3. Granular Acceptance (Cash Flow Defense)
Waterfall-style single-point acceptance means that delivery delays can be fatal for vendors — delayed payments lead to cash flow crises. Build cycles where working deliverables are reviewed and accepted as frequently as possible. This enables course corrections even when the RFP becomes outdated, preventing the final catastrophic blowup.
It's especially important for the client side to establish stage-gate investment decisions — "if the PoC phase doesn't produce results, we don't proceed to full development." Not a kamikaze charge that can't be stopped once started, but the courage to calmly evaluate at each phase whether to continue or cut losses. That's the cornerstone of modern risk management.
LLM-Generated RFPs: A New Trap
LLMs have dramatically accelerated RFP prototyping. What used to take weeks to concretize can now be done in hours.
But a new trap has emerged: the "LLM-generated RFP."
Now that clients are also using AI to write RFPs, documents that look remarkably polished and precise are appearing. But closer inspection reveals logical inconsistencies, or unrealistic SLAs and security requirements quietly embedded — all wildly out of proportion to the actual budget.
Because these RFPs "look perfect," they're in some ways worse than the flimsy RFPs of twenty years ago. Accept them at face value and your estimate will be wildly off-budget. Force-fit it to the budget and the project is guaranteed to die.
What's now required of PMs is defensive yet substantive scope management: "See through the plausible lies in AI-generated RFPs, use AI to prove value quickly within a fixed budget, and reprioritize investments accordingly."
Not Sacrifice, but Investment — Understanding MVP Correctly
Twenty years ago, when a project hit crisis, the PM's job was to coldly choose "what to give up." Cut features? Extend the deadline? Squeeze out more budget? It was a "sacrifice" — a painful, negative decision.
Fast forward twenty years. In a world where uncertainty is the norm, that framing has shifted. "Sacrificing" something has been elevated to an everyday "choice."
Trying to Include Everything Means Aiming at Nothing
"We're cutting this feature" versus "We're going all-in on making this experience exceptional, so we're deferring the rest for now." This isn't just wordplay — it represents a fundamental evolution in product management.

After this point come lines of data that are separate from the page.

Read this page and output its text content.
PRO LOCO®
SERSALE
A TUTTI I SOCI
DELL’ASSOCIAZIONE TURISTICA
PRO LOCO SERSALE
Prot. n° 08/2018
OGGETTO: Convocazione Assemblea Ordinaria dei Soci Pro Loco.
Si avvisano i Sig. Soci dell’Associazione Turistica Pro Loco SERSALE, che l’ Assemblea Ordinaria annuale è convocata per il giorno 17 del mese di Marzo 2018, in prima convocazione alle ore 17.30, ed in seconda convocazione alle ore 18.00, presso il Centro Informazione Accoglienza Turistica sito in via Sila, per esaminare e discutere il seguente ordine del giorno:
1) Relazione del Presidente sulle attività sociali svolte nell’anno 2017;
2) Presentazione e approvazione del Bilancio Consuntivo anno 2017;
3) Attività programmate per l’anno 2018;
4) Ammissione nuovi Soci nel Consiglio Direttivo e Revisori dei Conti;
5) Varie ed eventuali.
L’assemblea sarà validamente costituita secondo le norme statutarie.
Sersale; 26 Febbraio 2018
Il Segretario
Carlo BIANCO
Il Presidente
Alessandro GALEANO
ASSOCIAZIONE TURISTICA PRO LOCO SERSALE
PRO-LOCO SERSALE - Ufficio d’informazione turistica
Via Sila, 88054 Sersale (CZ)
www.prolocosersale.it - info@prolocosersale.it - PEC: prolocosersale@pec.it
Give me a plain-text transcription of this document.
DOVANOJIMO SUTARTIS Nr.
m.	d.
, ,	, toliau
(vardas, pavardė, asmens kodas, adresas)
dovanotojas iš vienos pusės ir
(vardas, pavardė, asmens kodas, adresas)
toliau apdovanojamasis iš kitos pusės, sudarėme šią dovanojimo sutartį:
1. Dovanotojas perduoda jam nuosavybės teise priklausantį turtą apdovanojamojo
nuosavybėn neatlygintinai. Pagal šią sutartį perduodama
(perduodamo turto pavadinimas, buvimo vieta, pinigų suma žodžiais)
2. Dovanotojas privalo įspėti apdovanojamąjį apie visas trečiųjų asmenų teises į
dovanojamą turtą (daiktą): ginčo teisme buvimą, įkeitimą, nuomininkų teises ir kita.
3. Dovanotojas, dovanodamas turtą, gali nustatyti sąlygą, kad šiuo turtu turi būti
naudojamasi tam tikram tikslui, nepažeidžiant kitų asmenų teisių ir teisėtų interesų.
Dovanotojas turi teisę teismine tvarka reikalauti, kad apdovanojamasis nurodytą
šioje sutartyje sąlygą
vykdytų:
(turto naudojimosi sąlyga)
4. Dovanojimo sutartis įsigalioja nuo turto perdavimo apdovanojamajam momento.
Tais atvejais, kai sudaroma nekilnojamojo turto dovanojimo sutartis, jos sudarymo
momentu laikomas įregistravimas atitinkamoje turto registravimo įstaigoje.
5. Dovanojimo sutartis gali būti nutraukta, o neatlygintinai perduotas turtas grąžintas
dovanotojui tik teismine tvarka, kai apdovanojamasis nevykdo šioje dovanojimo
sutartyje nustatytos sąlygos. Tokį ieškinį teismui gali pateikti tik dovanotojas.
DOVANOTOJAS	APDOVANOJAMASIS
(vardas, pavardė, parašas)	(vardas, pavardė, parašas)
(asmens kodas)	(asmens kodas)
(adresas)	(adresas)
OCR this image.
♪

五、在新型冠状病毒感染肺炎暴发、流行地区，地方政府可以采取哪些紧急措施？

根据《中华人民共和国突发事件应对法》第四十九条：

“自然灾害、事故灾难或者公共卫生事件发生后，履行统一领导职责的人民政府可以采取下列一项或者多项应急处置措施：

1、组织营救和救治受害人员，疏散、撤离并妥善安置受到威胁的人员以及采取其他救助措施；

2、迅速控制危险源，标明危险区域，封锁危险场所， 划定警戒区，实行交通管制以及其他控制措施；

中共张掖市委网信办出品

MVP Is Not "Cutting Corners"
An MVP is not merely an "incomplete product." It should be a sharpened blade, honed to prove the hypothesis you believe in. The decision to strip away unnecessary features is the most creative act of all — it forces clarity on what you want users to see.
The Responsibility of Deciding
AI can give you the "average right answer," but it won't take responsibility for close calls. Sifting through mountains of data, then trusting your intuition and conviction to point and say "this way" — that resolve is what moves teams.
Summary
Twenty years ago, an RFP was "a letter." You mailed it and waited for a reply.
Today, an RFP is merely "the start of a conversation."
The shared goal should be "how do we solve the user's problem?" rather than "which buttons go where." Instead of piling up detailed requirements documents, maintain a daily dialogue in GitHub Issues or Notion about "what's valuable right now."
The fight over money is no longer waged on contracts — it's waged on team trust.
Translating the lessons found through blood and sweat on the front lines twenty years ago into today's context:
- Avoid fatal wounds (Resilience) — Protect yourself with phased contracts and buffers
- Fail fast and learn (Fail Fast) — Run short cycles through granular acceptance
- Bet on what truly matters (Focus) — Sharpen your hypothesis with MVP
This is project management for an era that assumes the challenge.